Figure 2. The working mechanism for Negative tone and Positive tone photosensitive polyimides. In each case, polyamic esters are the key structural intermediate leading to the final polyimide.
PSPIs are enabled through improved Polyamic Ester Synthesis Protocols
Given the importance of polyamic ester derivatives to the workings of photosensitive polyimides, reliable and efficient methods to synthesize polyamic esters are vital. Fortunately, the polyimide manufacturer has multiple synthetic routes to consider. An early developed route (Figure 3) involves first the reaction of dianhydride with alcohol to form a diester diacid compound. The carboxylic acids are reactivated in the subsequent step at low temperature with thionyl chloride to form acid chlorides. The activated acid chlorides then react with diamines to form the polyamic ester. While this route can afford the desired polyamic ester structure, it suffers from several complications, including:
- The necessity of performing the thionyl chloride reaction at reduced temperatures
- Generation of chloride ions in the final step which requires purification via ion exchange
- Reduced control of the polymerization step leading to highly polydisperse polyamic esters
Figure 3. Thionyl chloride route leading to polyamic esters which suffers from the required low temperatures and additional purification needed.
Halocarbon Isoimidization Processing Agents Enable more Efficient Synthesis of PSPIs
Motivated by the challenges of the thionyl chloride route for polyamic ester synthesis, Halocarbon Electronics Solutions worked with leaders in the industry to develop an alternative and simplified approach. This route does not generate byproducts upon formation of the ester and amide bonds of the polyamic ester, thus eliminating the need for costly post-polymerization purification. Moreover, control of the polymer molecular weight is enabled through controlled condensation polymerization strategies involving diamines and dianhydrides.
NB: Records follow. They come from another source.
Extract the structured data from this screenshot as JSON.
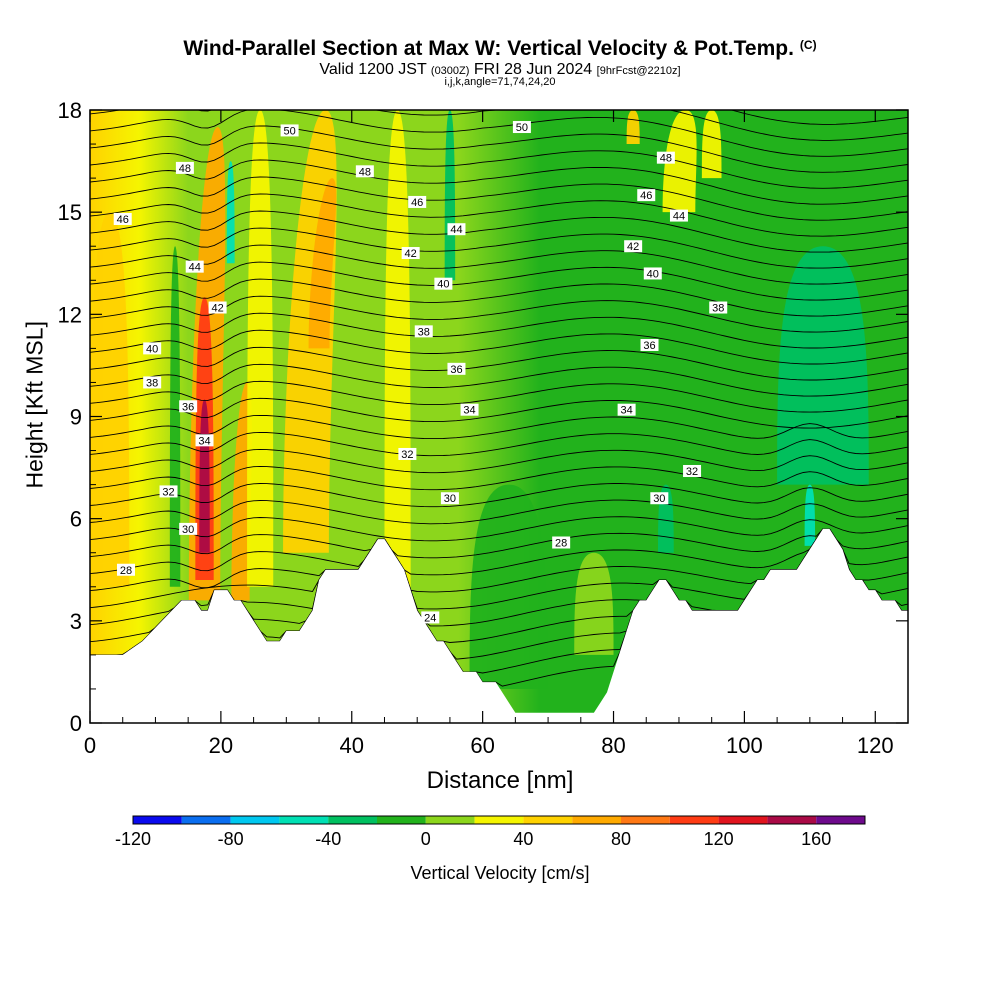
{
  "header": {
    "title": "Wind-Parallel Section at Max W: Vertical Velocity & Pot.Temp.",
    "copyright": "(C)",
    "valid_prefix": "Valid 1200 JST",
    "valid_utc": "(0300Z)",
    "valid_date": "FRI 28 Jun 2024",
    "forecast": "[9hrFcst@2210z]",
    "indices": "i,j,k,angle=71,74,24,20"
  },
  "chart_data": {
    "type": "contour-fill cross-section",
    "title": "Wind-Parallel Section at Max W: Vertical Velocity & Pot.Temp.",
    "xlabel": "Distance [nm]",
    "ylabel": "Height [Kft MSL]",
    "xlim": [
      0,
      125
    ],
    "ylim": [
      0,
      18
    ],
    "x_ticks": [
      "0",
      "20",
      "40",
      "60",
      "80",
      "100",
      "120"
    ],
    "y_ticks": [
      "0",
      "3",
      "6",
      "9",
      "12",
      "15",
      "18"
    ],
    "x_tick_values": [
      0,
      20,
      40,
      60,
      80,
      100,
      120
    ],
    "y_tick_values": [
      0,
      3,
      6,
      9,
      12,
      15,
      18
    ],
    "terrain": {
      "x": [
        0,
        5,
        8,
        10,
        12,
        14,
        15,
        16,
        17,
        18,
        19,
        20,
        21,
        22,
        23,
        24,
        25,
        26,
        27,
        28,
        29,
        30,
        31,
        32,
        33,
        34,
        35,
        36,
        37,
        38,
        39,
        40,
        41,
        42,
        43,
        44,
        45,
        46,
        47,
        48,
        49,
        50,
        51,
        52,
        53,
        54,
        55,
        56,
        57,
        58,
        59,
        60,
        61,
        62,
        63,
        64,
        65,
        66,
        67,
        68,
        69,
        70,
        71,
        72,
        73,
        74,
        75,
        76,
        77,
        78,
        79,
        80,
        81,
        82,
        83,
        84,
        85,
        86,
        87,
        88,
        89,
        90,
        91,
        92,
        93,
        94,
        95,
        96,
        97,
        98,
        99,
        100,
        101,
        102,
        103,
        104,
        105,
        106,
        107,
        108,
        109,
        110,
        111,
        112,
        113,
        114,
        115,
        116,
        117,
        118,
        119,
        120,
        121,
        122,
        123,
        124,
        125
      ],
      "height": [
        2.0,
        2.0,
        2.4,
        2.8,
        3.2,
        3.6,
        3.6,
        3.6,
        3.3,
        3.3,
        3.9,
        3.9,
        3.9,
        3.6,
        3.6,
        3.3,
        3.0,
        2.7,
        2.4,
        2.4,
        2.4,
        2.7,
        2.7,
        2.7,
        3.0,
        3.3,
        4.2,
        4.5,
        4.5,
        4.5,
        4.5,
        4.5,
        4.5,
        4.8,
        5.1,
        5.4,
        5.4,
        5.1,
        4.8,
        4.5,
        3.9,
        3.3,
        3.0,
        2.7,
        2.4,
        2.4,
        2.1,
        1.8,
        1.5,
        1.5,
        1.5,
        1.2,
        1.2,
        1.2,
        0.9,
        0.6,
        0.3,
        0.3,
        0.3,
        0.3,
        0.3,
        0.3,
        0.3,
        0.3,
        0.3,
        0.3,
        0.3,
        0.3,
        0.3,
        0.6,
        0.9,
        1.5,
        2.1,
        2.7,
        3.3,
        3.6,
        3.6,
        3.9,
        4.2,
        4.2,
        3.9,
        3.6,
        3.6,
        3.3,
        3.3,
        3.3,
        3.3,
        3.3,
        3.3,
        3.3,
        3.3,
        3.6,
        3.9,
        4.2,
        4.2,
        4.5,
        4.5,
        4.5,
        4.5,
        4.5,
        4.8,
        5.1,
        5.4,
        5.7,
        5.7,
        5.4,
        5.1,
        4.5,
        4.2,
        4.2,
        3.9,
        3.9,
        3.6,
        3.6,
        3.6,
        3.3,
        3.3
      ]
    },
    "theta_labels": [
      {
        "x": 30.5,
        "y": 17.4,
        "text": "50"
      },
      {
        "x": 66,
        "y": 17.5,
        "text": "50"
      },
      {
        "x": 14.5,
        "y": 16.3,
        "text": "48"
      },
      {
        "x": 42,
        "y": 16.2,
        "text": "48"
      },
      {
        "x": 88,
        "y": 16.6,
        "text": "48"
      },
      {
        "x": 5,
        "y": 14.8,
        "text": "46"
      },
      {
        "x": 50,
        "y": 15.3,
        "text": "46"
      },
      {
        "x": 85,
        "y": 15.5,
        "text": "46"
      },
      {
        "x": 56,
        "y": 14.5,
        "text": "44"
      },
      {
        "x": 90,
        "y": 14.9,
        "text": "44"
      },
      {
        "x": 16,
        "y": 13.4,
        "text": "44"
      },
      {
        "x": 49,
        "y": 13.8,
        "text": "42"
      },
      {
        "x": 83,
        "y": 14.0,
        "text": "42"
      },
      {
        "x": 19.5,
        "y": 12.2,
        "text": "42"
      },
      {
        "x": 54,
        "y": 12.9,
        "text": "40"
      },
      {
        "x": 86,
        "y": 13.2,
        "text": "40"
      },
      {
        "x": 9.5,
        "y": 11.0,
        "text": "40"
      },
      {
        "x": 51,
        "y": 11.5,
        "text": "38"
      },
      {
        "x": 96,
        "y": 12.2,
        "text": "38"
      },
      {
        "x": 9.5,
        "y": 10.0,
        "text": "38"
      },
      {
        "x": 56,
        "y": 10.4,
        "text": "36"
      },
      {
        "x": 85.5,
        "y": 11.1,
        "text": "36"
      },
      {
        "x": 15,
        "y": 9.3,
        "text": "36"
      },
      {
        "x": 58,
        "y": 9.2,
        "text": "34"
      },
      {
        "x": 82,
        "y": 9.2,
        "text": "34"
      },
      {
        "x": 17.5,
        "y": 8.3,
        "text": "34"
      },
      {
        "x": 48.5,
        "y": 7.9,
        "text": "32"
      },
      {
        "x": 92,
        "y": 7.4,
        "text": "32"
      },
      {
        "x": 12,
        "y": 6.8,
        "text": "32"
      },
      {
        "x": 55,
        "y": 6.6,
        "text": "30"
      },
      {
        "x": 87,
        "y": 6.6,
        "text": "30"
      },
      {
        "x": 15,
        "y": 5.7,
        "text": "30"
      },
      {
        "x": 72,
        "y": 5.3,
        "text": "28"
      },
      {
        "x": 5.5,
        "y": 4.5,
        "text": "28"
      },
      {
        "x": 52,
        "y": 3.1,
        "text": "24"
      }
    ],
    "colorbar": {
      "label": "Vertical Velocity [cm/s]",
      "range": [
        -120,
        180
      ],
      "tick_labels": [
        "-120",
        "-80",
        "-40",
        "0",
        "40",
        "80",
        "120",
        "160"
      ],
      "tick_values": [
        -120,
        -80,
        -40,
        0,
        40,
        80,
        120,
        160
      ],
      "colors": [
        "#0a0aee",
        "#0a6ef0",
        "#00c8f0",
        "#00e0b4",
        "#00c060",
        "#22b21c",
        "#8cd61c",
        "#f5f500",
        "#ffd200",
        "#ffaa00",
        "#ff7814",
        "#ff3c14",
        "#e1141e",
        "#aa0a46",
        "#6e0a8c"
      ]
    }
  }
}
This route has been realized using the polyisoimide as a reactive precursor that can be cleanly and easily transformed to the desired polyamic ester. Moreover, this polyisoimide can be generated easily and cleanly using Halocarbon Isoimidization Process Agents. Because the polyamic ester can be generated cleanly and without evolution of any byproducts from the reaction of polyisoimides and alcohols, the polyisoimide route is a preferred method to produce photosensitive polyimides.
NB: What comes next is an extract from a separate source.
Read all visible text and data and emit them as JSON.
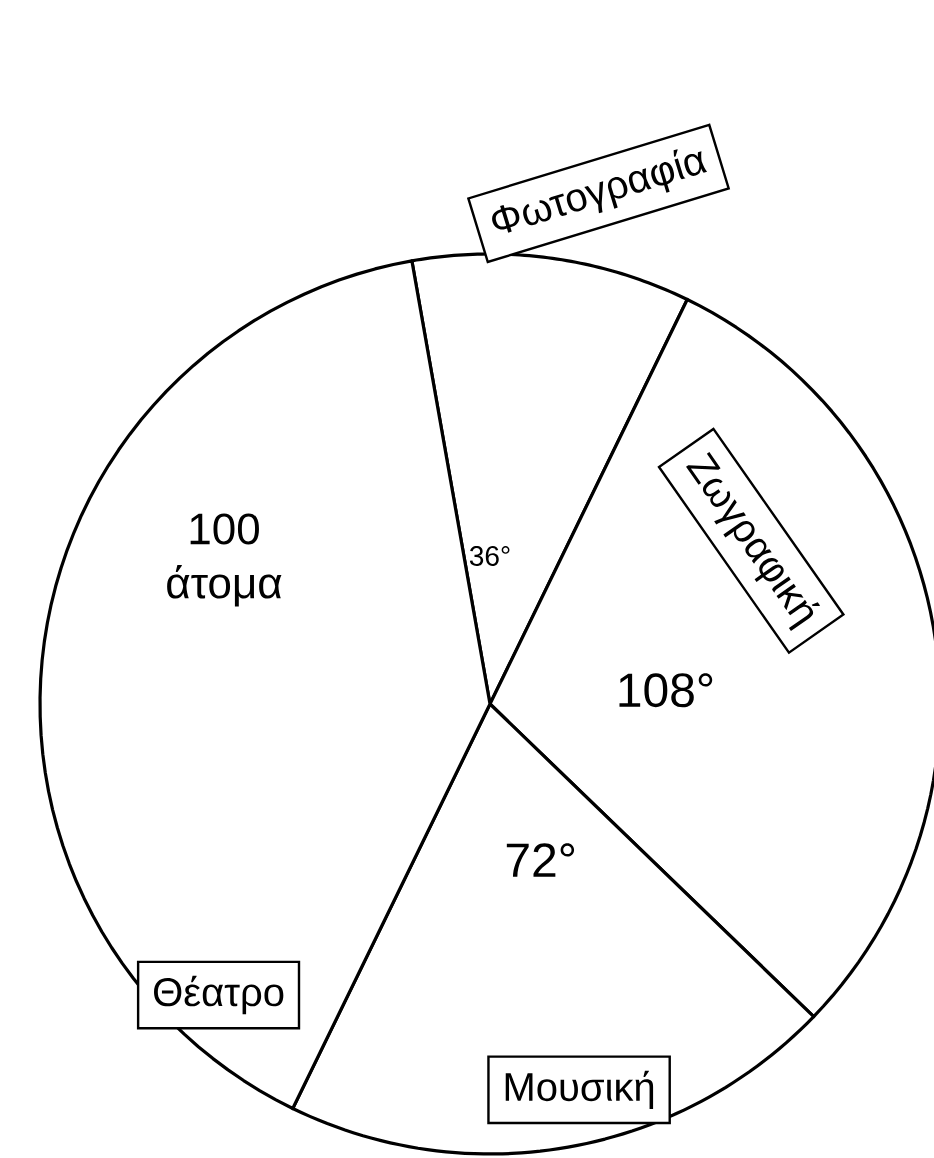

Upon completion of the polyamic ester synthesis, the solid resin is precipitated with water and then washed extensively before drying. The purified resin is then be formulated into the final PSPI formulation for use in advanced electronic packaging applications.
Figure 4. Polyisoimide route for the clean, simple, and efficient production of polyamic esters.
The Halocarbon Electronics Solutions Isoimidization Processing Agents are high purity, electronics-grade, process chemicals available in large quantities and high quality to enable the clean production of polyisoimides to produce photosensitive polyimides. As outlined above, the following benefits are provided with the use of Halocarbon Process Agent:
- Efficient production of PSPIs through the Polyisoimide intermediate leading to the Polyamic Ester precursor
- The clean production of Polyamic Esters without the generation of chloride ions or other byproducts
- Elimination of the need for reduced temperatures for the entire synthetic scheme
Semiconductor Packaging is driving More than Moore due in part to access to advanced materials made in efficient means. Halocarbon Electronics Solutions will continue to do our part to enable these vital materials.